Причины того нам неясны: то ли не каждый памятник — зеркало века, то лн панели
с Афрасиаба старше, а потому и архаичнее. Так или иначе, но они не дали нам
полной картины развития резного узора нового стиля. Резной штук в Рабати-Малик
(XI в.) тоже архаичен. Но картина меняется, когда мы обратим свой взор на более
поздний памятник — дворец правителей Термеза, где резной ганч составляет такую
же энциклопедию узора XII века, как афрасиабские панели — узора X века.
Геометрические арабески обретают здесь полное господство-, они заставляют
растительный узор следовать «капризу» геометрических линий с полной покорностью
и неукоснительно. Этот диктат геометрии наметился еще в афрасиабских панелях.
Здесь он привел к тому, что и пластические качества вьющихся стеблей и листвы
полностью утрачены. Там распластанные листья все еще имели известную мясистость
и толщину. Вывернутый лицевой поверхностью фронтально лист сохранял вмятины,
правда, слишком симметричные, чтобы почитать их чем-то отличным от формы узора.

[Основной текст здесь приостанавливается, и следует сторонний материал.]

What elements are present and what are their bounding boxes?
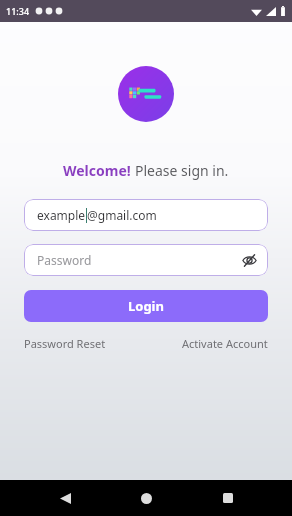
button[interactable]: Home xyxy=(129,481,163,515)
button[interactable]: Show password xyxy=(240,251,258,269)
staticText: Activate Account xyxy=(182,336,268,351)
staticText: Welcome! xyxy=(63,161,131,180)
staticText: Please sign in. xyxy=(135,161,229,180)
staticText: Password xyxy=(37,252,92,268)
button[interactable]: Password xyxy=(24,244,268,276)
staticText: Password Reset xyxy=(24,336,106,351)
button[interactable]: Activate Account xyxy=(182,336,268,351)
button[interactable]: Back xyxy=(48,481,82,515)
button[interactable]: example xyxy=(24,199,268,231)
staticText: example xyxy=(37,207,86,223)
staticText: Login xyxy=(128,297,164,315)
staticText: @gmail.com xyxy=(87,207,157,223)
button[interactable]: Password Reset xyxy=(24,336,106,351)
button[interactable]: Login xyxy=(24,290,268,322)
button[interactable]: Recent apps xyxy=(211,481,245,515)
staticText: 11:34 xyxy=(6,5,30,17)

Здесь стебель и лист не имеют формы предмета и составляют только узор. Меньше
растительных элементов (они сохраняются чаще в каймах), больше отвлеченных
вставок — кружков, звездочек, замысловатых значков, точек, запятых.
Все это совпадает с наблюденным и в кирпичном узоре. Обобщая, это
явление можно назвать отходом от пластики предметных форм и тяготением к более
отвлеченно трактованному узору.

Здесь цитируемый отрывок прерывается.